Angie Heo: The Political Lives of Saints. Christian-Muslim Mediation in Egypt

On March 2, 2018 Angie Heo delivered a talk in our visiting seminar titled “The Political Lives of Saints: Christian-Muslim Mediation in Egypt”. We later conducted a brief interview with her.

Photo: Angie Heo

Photo iconography for the Libya Martyrs in the village of ‘Aur in Minya. Honored by the Coptic Church, the Libya Martyrs are the twenty-one migrant laborers who were killed by ISIS in February 2015.

Below is the abstract of the above mentioned talk:

From the Arab uprisings in 2011 to ISIS’s rise in 2014, Egypt’s Copts have been at the center of anxious rhetorics around the politics of Christian-Muslim coexistence in the Middle East. Despite the unprecedented levels of violence they have suffered in recent years, the current predicament of Copts signals more durable structures of church and state authoritarianism that challenge the ahistorical kernel of persecution politics and Islamophobia.

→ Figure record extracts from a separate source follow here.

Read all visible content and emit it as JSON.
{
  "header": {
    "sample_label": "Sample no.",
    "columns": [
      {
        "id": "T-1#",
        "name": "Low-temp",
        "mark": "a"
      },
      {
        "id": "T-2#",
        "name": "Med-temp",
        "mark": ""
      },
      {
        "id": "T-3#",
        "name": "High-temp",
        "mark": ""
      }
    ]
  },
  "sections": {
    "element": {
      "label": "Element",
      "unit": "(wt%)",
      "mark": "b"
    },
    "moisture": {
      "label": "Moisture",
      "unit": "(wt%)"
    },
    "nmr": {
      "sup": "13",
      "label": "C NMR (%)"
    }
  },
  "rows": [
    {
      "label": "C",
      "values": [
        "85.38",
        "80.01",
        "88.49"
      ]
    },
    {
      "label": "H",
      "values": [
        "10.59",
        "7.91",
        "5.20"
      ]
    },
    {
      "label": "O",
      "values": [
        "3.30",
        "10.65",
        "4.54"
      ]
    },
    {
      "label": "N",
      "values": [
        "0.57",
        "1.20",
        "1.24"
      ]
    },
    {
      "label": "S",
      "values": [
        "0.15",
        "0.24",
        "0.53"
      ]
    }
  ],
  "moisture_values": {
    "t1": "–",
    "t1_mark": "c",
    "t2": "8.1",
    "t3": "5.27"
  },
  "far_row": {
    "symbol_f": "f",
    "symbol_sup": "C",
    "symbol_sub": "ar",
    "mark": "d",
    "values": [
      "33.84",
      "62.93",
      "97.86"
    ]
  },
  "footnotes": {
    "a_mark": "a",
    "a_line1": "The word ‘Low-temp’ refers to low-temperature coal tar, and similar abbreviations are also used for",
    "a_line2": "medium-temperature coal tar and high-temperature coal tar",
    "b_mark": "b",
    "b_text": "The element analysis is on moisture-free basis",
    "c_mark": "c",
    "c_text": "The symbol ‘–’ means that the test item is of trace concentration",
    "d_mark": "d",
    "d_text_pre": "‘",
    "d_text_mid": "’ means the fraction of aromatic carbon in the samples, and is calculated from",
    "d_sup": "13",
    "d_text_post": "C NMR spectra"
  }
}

This talk examines the political lives of saints to specify the role that religion has played in the making of national unity and sectarian conflict in Egypt since the 1952 coup. Based on years of fieldwork throughout Egypt, it argues that the public imaginary of saints – the Virgin, martyrs (ancient and contemporary), miracle-workers – has served as a key site of mediating social relations between Christians and Muslims. It further delves into the material aesthetics of Orthodox Christianity to grasp how saintly imaginings broker ties of sacrifice across faiths, reconfigure sacred territory in times of war, and present threats to public order and national security. Above all, it draws attention to the ways in which an authoritarian politics of sainthood shores up Christian-Muslim unity in the aftermath of war, revolution and coup. In doing so, this talk directly counters recurrent and prevalent invocations of Christianity’s impending extinction in the Arab Muslim world.